To assess the relationship between breastfeeding and the long-term outcomes of atopy and asthma.
One thousand thirty-seven children from a cohort of 1661 born in Dunedin, New Zealand, between April 1972 and March 1973 and residing in the Otago province of New Zealand at 3 years of age.
Breastfeeding history was obtained independently via interviews when the children were 3 years old. Participants were assessed within 1 month of their birthday at ages 3, 5, 7, 9, 11, 13, 15, 18, 21, and 26 years. In addition to interviews and respiratory questionnaires, every 2 to 5 years from ages 9 to 26 years, participants had pulmonary function, bronchial challenge, and allergy skin tests performed.
Five hundred four (49%) children were breastfed for 4 weeks or longer and 533 (51%) children were not breastfed. More children who were breastfed were atopic to cats, house dust mites, and grass pollen from ages 13 to 21 years than those who were not breastfed. More children who were breastfed reported current asthma at assessments from 9 to 26 years than those who were not breastfed. The effects of breastfeeding were not affected by parental history of allergic rhinitis or asthma, socioeconomic status, parental smoking, birth order, or the use of sheepskin bedding during infancy.
Breastfeeding is not protective against atopy and asthma in the long-term.

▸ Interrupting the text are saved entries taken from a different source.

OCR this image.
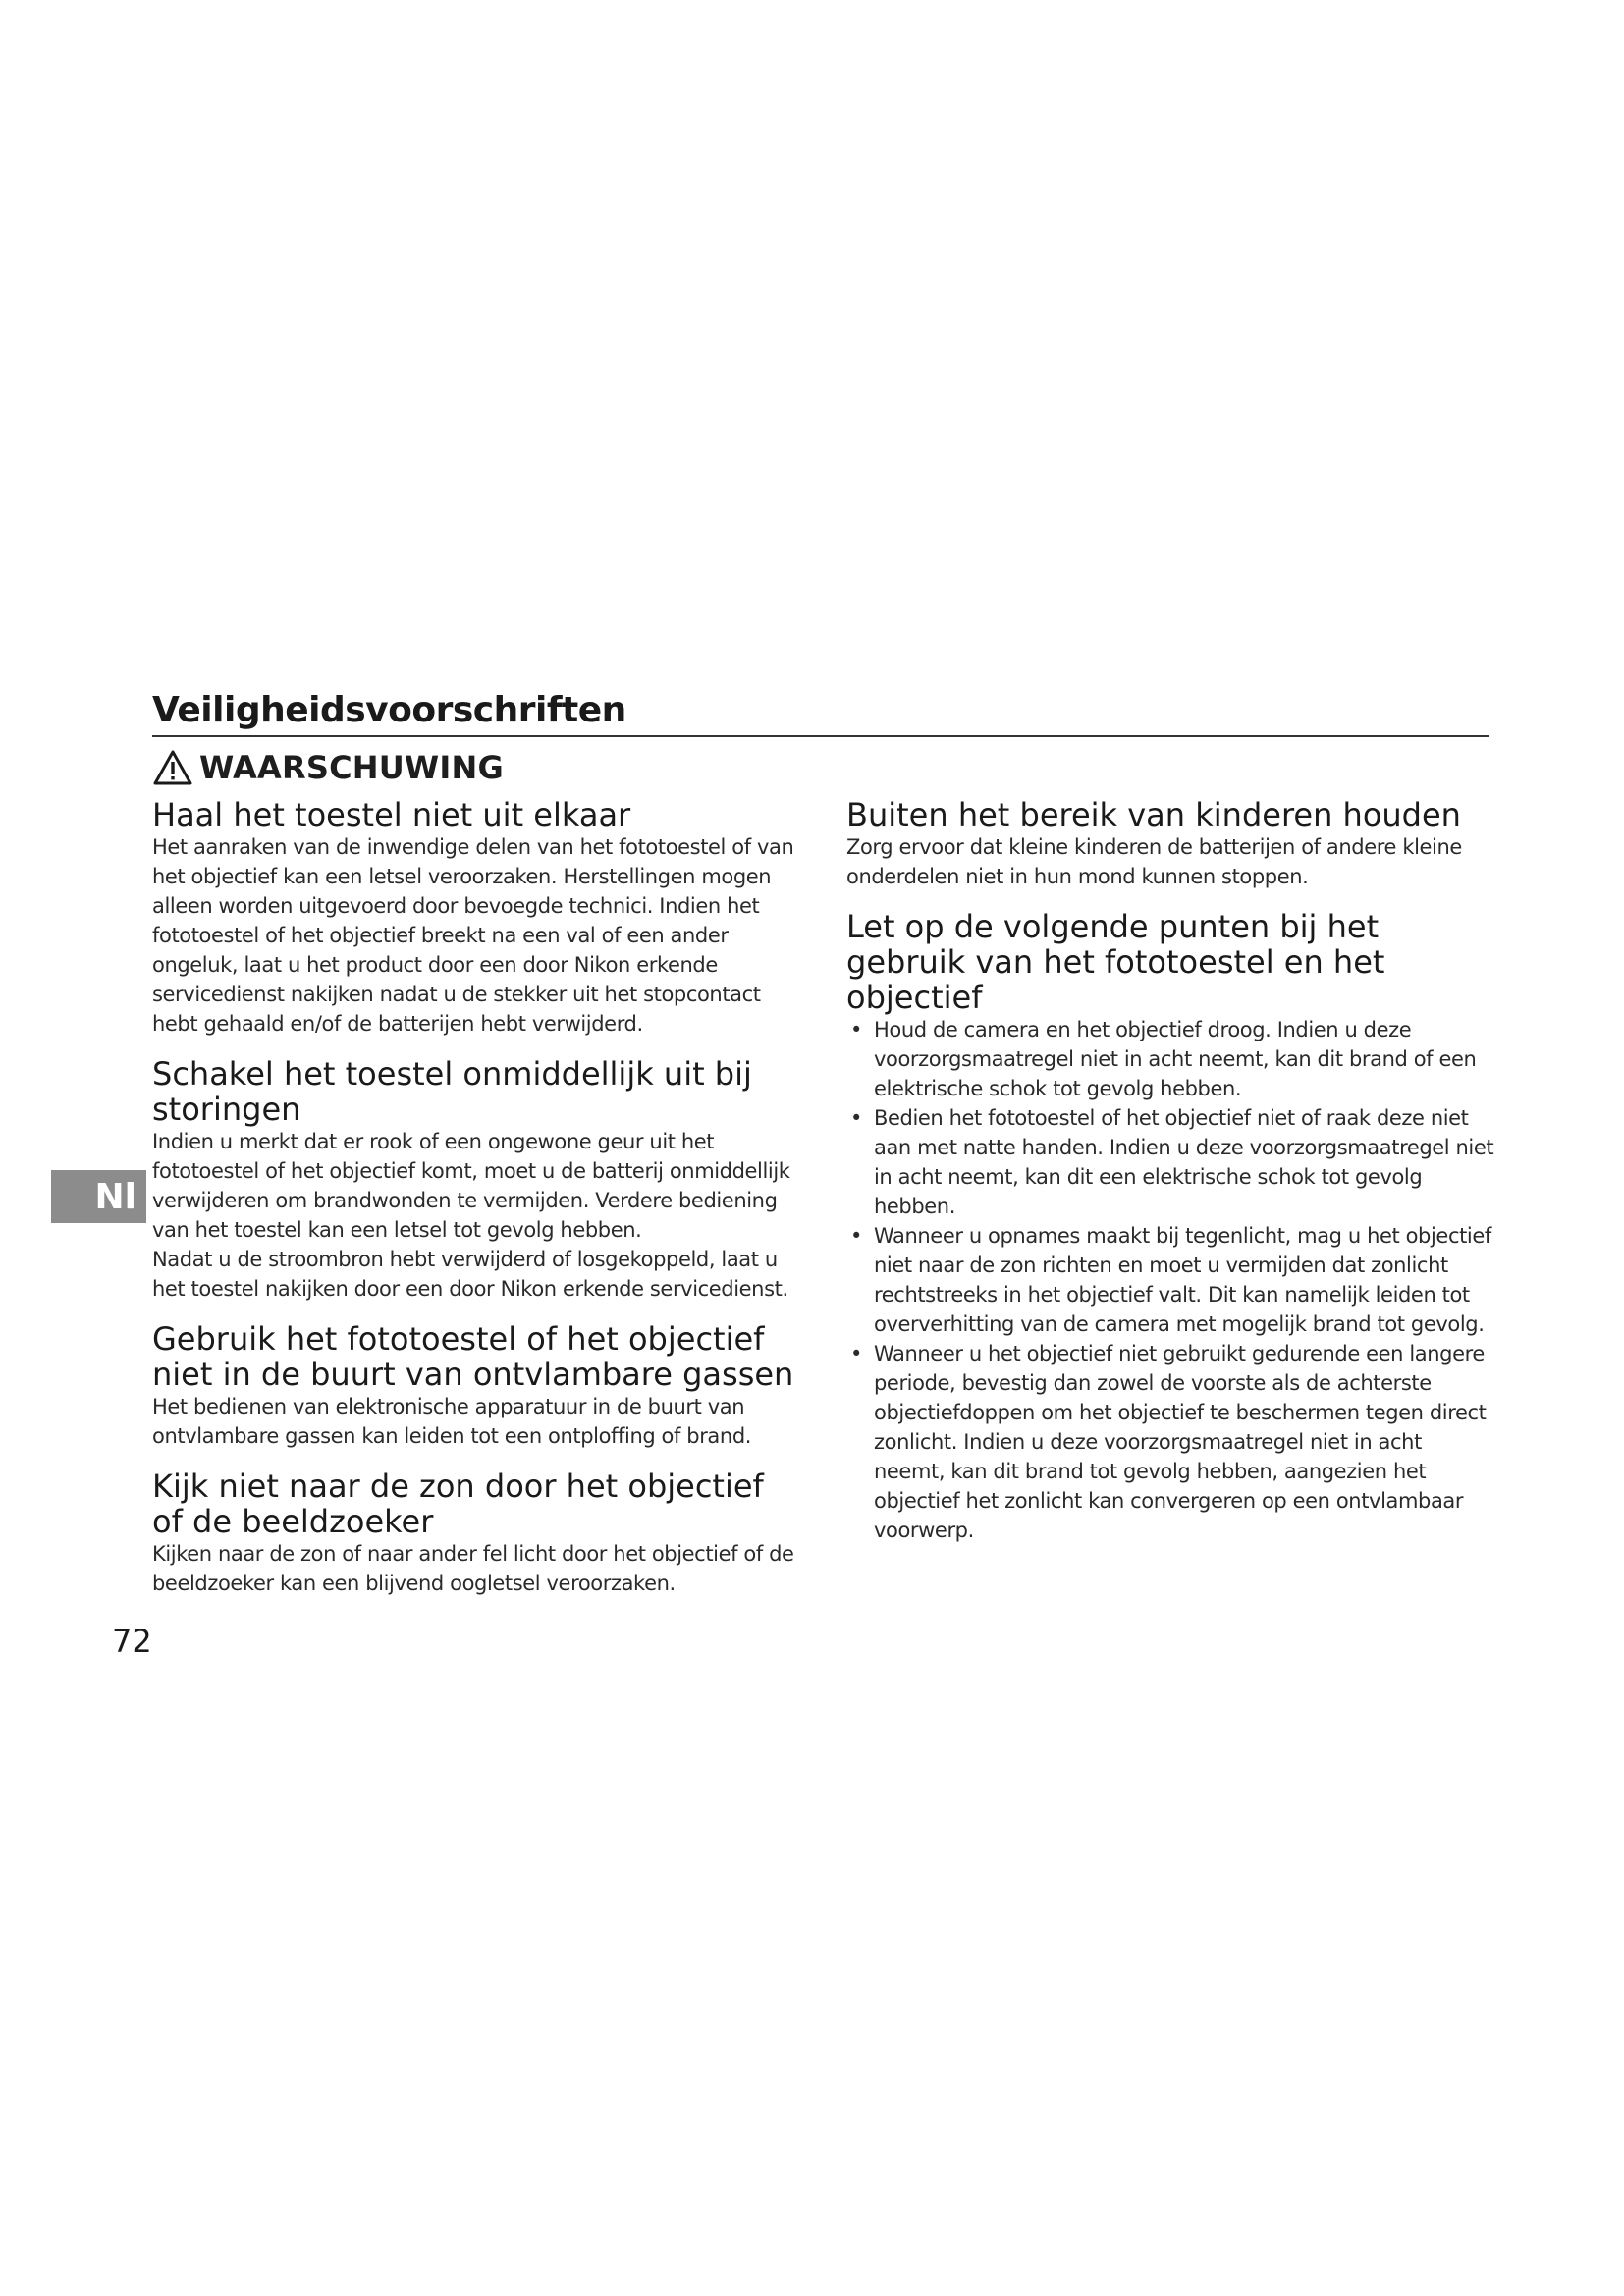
Veiligheidsvoorschriften
WAARSCHUWING
Haal het toestel niet uit elkaar

Het aanraken van de inwendige delen van het fototoestel of van het objectief kan een letsel veroorzaken. Herstellingen mogen alleen worden uitgevoerd door bevoegde technici. Indien het fototoestel of het objectief breekt na een val of een ander ongeluk, laat u het product door een door Nikon erkende servicedienst nakijken nadat u de stekker uit het stopcontact hebt gehaald en/of de batterijen hebt verwijderd.

Schakel het toestel onmiddellijk uit bij storingen

Indien u merkt dat er rook of een ongewone geur uit het fototoestel of het objectief komt, moet u de batterij onmiddellijk verwijderen om brandwonden te vermijden. Verdere bediening van het toestel kan een letsel tot gevolg hebben.

Nadat u de stroombron hebt verwijderd of losgekoppeld, laat u het toestel nakijken door een door Nikon erkende servicedienst.

Gebruik het fototoestel of het objectief niet in de buurt van ontvlambare gassen

Het bedienen van elektronische apparatuur in de buurt van ontvlambare gassen kan leiden tot een ontploffing of brand.

Kijk niet naar de zon door het objectief of de beeldzoeker

Kijken naar de zon of naar ander fel licht door het objectief of de beeldzoeker kan een blijvend oogletsel veroorzaken.

Buiten het bereik van kinderen houden

Zorg ervoor dat kleine kinderen de batterijen of andere kleine onderdelen niet in hun mond kunnen stoppen.

Let op de volgende punten bij het gebruik van het fototoestel en het objectief
• Houd de camera en het objectief droog. Indien u deze voorzorgsmaatregel niet in acht neemt, kan dit brand of een elektrische schok tot gevolg hebben.
• Bedien het fototoestel of het objectief niet of raak deze niet aan met natte handen. Indien u deze voorzorgsmaatregel niet in acht neemt, kan dit een elektrische schok tot gevolg hebben.
• Wanneer u opnames maakt bij tegenlicht, mag u het objectief niet naar de zon richten en moet u vermijden dat zonlicht rechtstreeks in het objectief valt. Dit kan namelijk leiden tot oververhitting van de camera met mogelijk brand tot gevolg.
• Wanneer u het objectief niet gebruikt gedurende een langere periode, bevestig dan zowel de voorste als de achterste objectiefdoppen om het objectief te beschermen tegen direct zonlicht. Indien u deze voorzorgsmaatregel niet in acht neemt, kan dit brand tot gevolg hebben, aangezien het objectief het zonlicht kan convergeren op een ontvlambaar voorwerp.
Nl
72
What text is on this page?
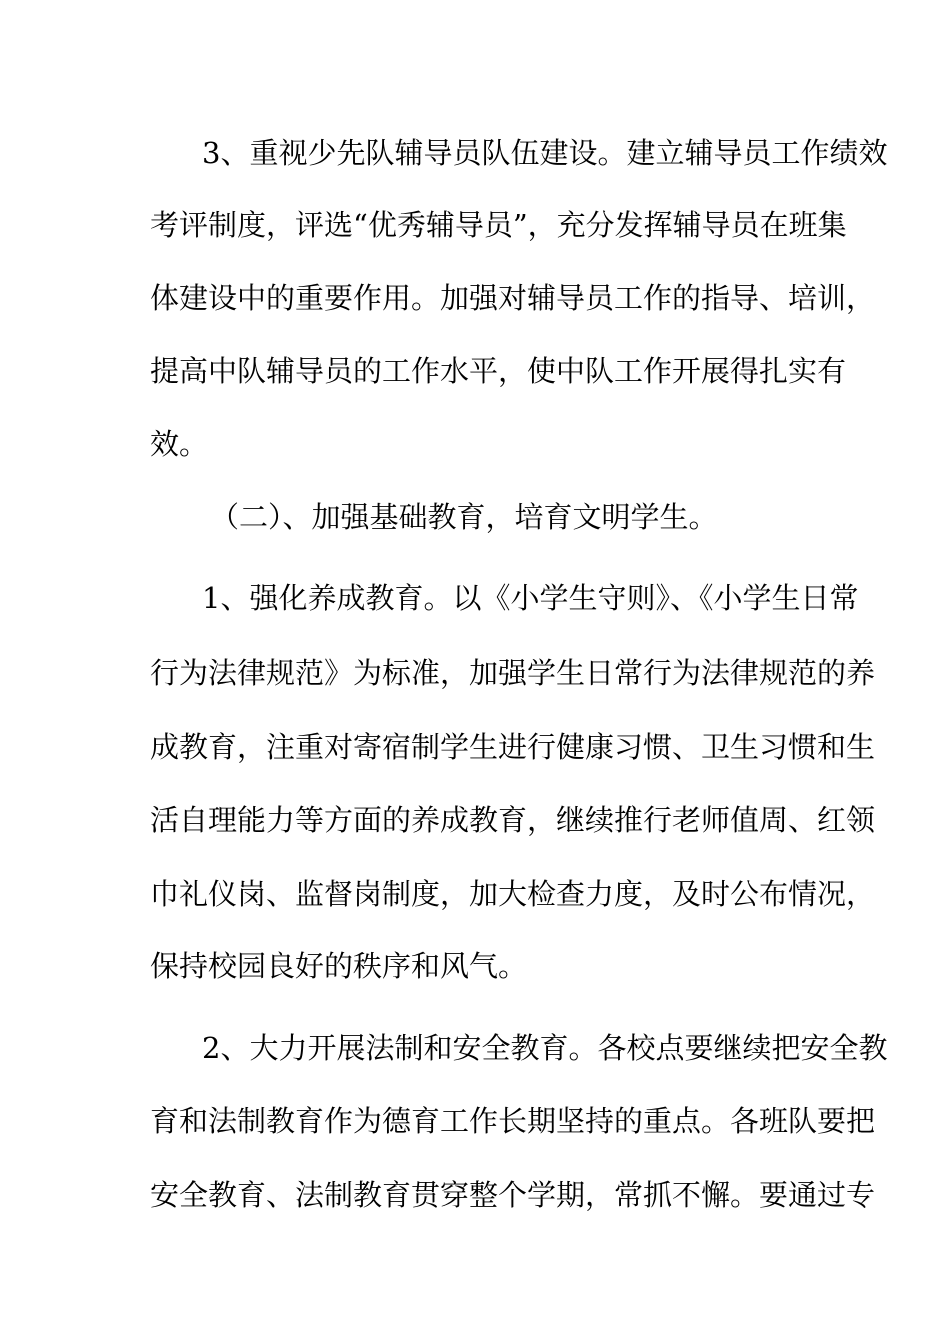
3、重视少先队辅导员队伍建设。建立辅导员工作绩效
考评制度，评选“优秀辅导员”，充分发挥辅导员在班集
体建设中的重要作用。加强对辅导员工作的指导、培训，
提高中队辅导员的工作水平，使中队工作开展得扎实有
效。
（二）、加强基础教育，培育文明学生。
1、强化养成教育。以《小学生守则》、《小学生日常
行为法律规范》为标准，加强学生日常行为法律规范的养
成教育，注重对寄宿制学生进行健康习惯、卫生习惯和生
活自理能力等方面的养成教育，继续推行老师值周、红领
巾礼仪岗、监督岗制度，加大检查力度，及时公布情况，
保持校园良好的秩序和风气。
2、大力开展法制和安全教育。各校点要继续把安全教
育和法制教育作为德育工作长期坚持的重点。各班队要把
安全教育、法制教育贯穿整个学期，常抓不懈。要通过专
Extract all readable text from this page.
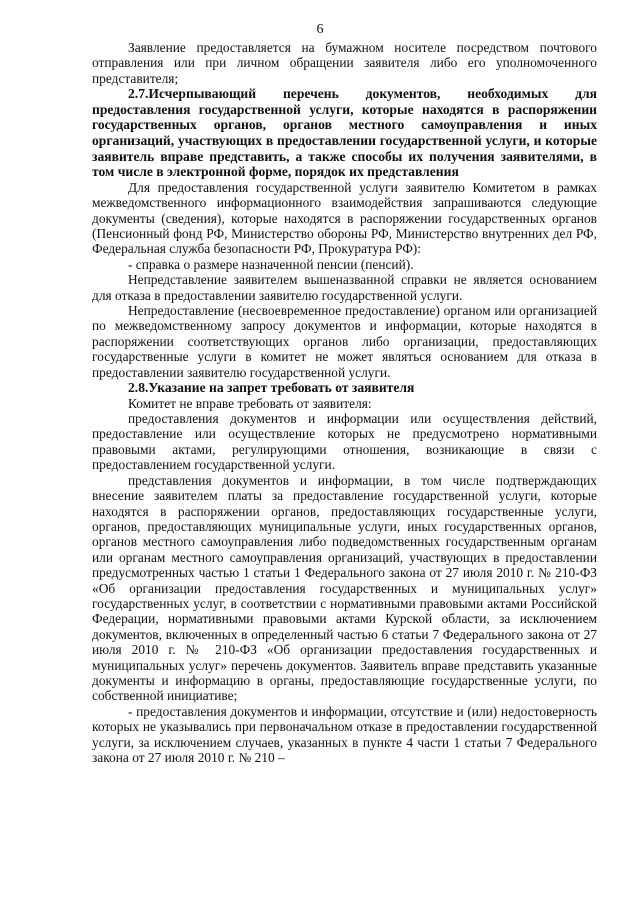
6

Заявление предоставляется на бумажном носителе посредством почтового отправления или при личном обращении заявителя либо его уполномоченного представителя;

2.7.Исчерпывающий перечень документов, необходимых для предоставления государственной услуги, которые находятся в распоряжении государственных органов, органов местного самоуправления и иных организаций, участвующих в предоставлении государственной услуги, и которые заявитель вправе представить, а также способы их получения заявителями, в том числе в электронной форме, порядок их представления

Для предоставления государственной услуги заявителю Комитетом в рамках межведомственного информационного взаимодействия запрашиваются следующие документы (сведения), которые находятся в распоряжении государственных органов (Пенсионный фонд РФ, Министерство обороны РФ, Министерство внутренних дел РФ, Федеральная служба безопасности РФ, Прокуратура РФ):

- справка о размере назначенной пенсии (пенсий).

Непредставление заявителем вышеназванной справки не является основанием для отказа в предоставлении заявителю государственной услуги.

Непредоставление (несвоевременное предоставление) органом или организацией по межведомственному запросу документов и информации, которые находятся в распоряжении соответствующих органов либо организации, предоставляющих государственные услуги в комитет не может являться основанием для отказа в предоставлении заявителю государственной услуги.

2.8.Указание на запрет требовать от заявителя

Комитет не вправе требовать от заявителя:

предоставления документов и информации или осуществления действий, предоставление или осуществление которых не предусмотрено нормативными правовыми актами, регулирующими отношения, возникающие в связи с предоставлением государственной услуги.

представления документов и информации, в том числе подтверждающих внесение заявителем платы за предоставление государственной услуги, которые находятся в распоряжении органов, предоставляющих государственные услуги, органов, предоставляющих муниципальные услуги, иных государственных органов, органов местного самоуправления либо подведомственных государственным органам или органам местного самоуправления организаций, участвующих в предоставлении предусмотренных частью 1 статьи 1 Федерального закона от 27 июля 2010 г. № 210-ФЗ «Об организации предоставления государственных и муниципальных услуг» государственных услуг, в соответствии с нормативными правовыми актами Российской Федерации, нормативными правовыми актами Курской области, за исключением документов, включенных в определенный частью 6 статьи 7 Федерального закона от 27 июля 2010 г. № 210-ФЗ «Об организации предоставления государственных и муниципальных услуг» перечень документов. Заявитель вправе представить указанные документы и информацию в органы, предоставляющие государственные услуги, по собственной инициативе;

- предоставления документов и информации, отсутствие и (или) недостоверность которых не указывались при первоначальном отказе в предоставлении государственной услуги, за исключением случаев, указанных в пункте 4 части 1 статьи 7 Федерального закона от 27 июля 2010 г. № 210 –
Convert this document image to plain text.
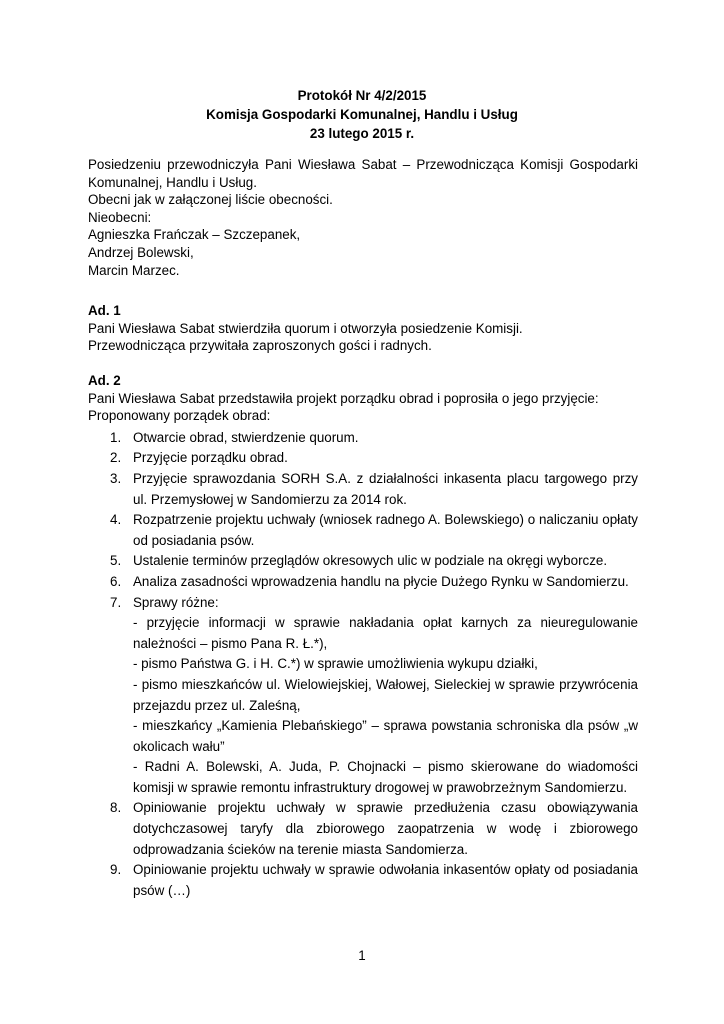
Protokół Nr 4/2/2015
Komisja Gospodarki Komunalnej, Handlu i Usług
23 lutego 2015 r.
Posiedzeniu przewodniczyła Pani Wiesława Sabat – Przewodnicząca Komisji Gospodarki Komunalnej, Handlu i Usług.
Obecni jak w załączonej liście obecności.
Nieobecni:
Agnieszka Frańczak – Szczepanek,
Andrzej Bolewski,
Marcin Marzec.
Ad. 1
Pani Wiesława Sabat stwierdziła quorum i otworzyła posiedzenie Komisji.
Przewodnicząca przywitała zaproszonych gości i radnych.
Ad. 2
Pani Wiesława Sabat przedstawiła projekt porządku obrad i poprosiła o jego przyjęcie:
Proponowany porządek obrad:
1. Otwarcie obrad, stwierdzenie quorum.
2. Przyjęcie porządku obrad.
3. Przyjęcie sprawozdania SORH S.A. z działalności inkasenta placu targowego przy ul. Przemysłowej w Sandomierzu za 2014 rok.
4. Rozpatrzenie projektu uchwały (wniosek radnego A. Bolewskiego) o naliczaniu opłaty od posiadania psów.
5. Ustalenie terminów przeglądów okresowych ulic w podziale na okręgi wyborcze.
6. Analiza zasadności wprowadzenia handlu na płycie Dużego Rynku w Sandomierzu.
7. Sprawy różne:
- przyjęcie informacji w sprawie nakładania opłat karnych za nieuregulowanie należności – pismo Pana R. Ł.*),
- pismo Państwa G. i H. C.*) w sprawie umożliwienia wykupu działki,
- pismo mieszkańców ul. Wielowiejskiej, Wałowej, Sieleckiej w sprawie przywrócenia przejazdu przez ul. Zaleśną,
- mieszkańcy „Kamienia Plebańskiego” – sprawa powstania schroniska dla psów „w okolicach wału”
- Radni A. Bolewski, A. Juda, P. Chojnacki – pismo skierowane do wiadomości komisji w sprawie remontu infrastruktury drogowej w prawobrzeżnym Sandomierzu.
8. Opiniowanie projektu uchwały w sprawie przedłużenia czasu obowiązywania dotychczasowej taryfy dla zbiorowego zaopatrzenia w wodę i zbiorowego odprowadzania ścieków na terenie miasta Sandomierza.
9. Opiniowanie projektu uchwały w sprawie odwołania inkasentów opłaty od posiadania psów (…)
1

Previous studies have yielded conflicting results regarding the effects of breastfeeding on the development of atopy and asthma. Although many studies have shown effects in the first 2 to 3 years of life, fewer have demonstrated any long-term benefit. This suggests that these effects, if any, are transient and serve more to delay than to truly prevent the development of allergy or asthma.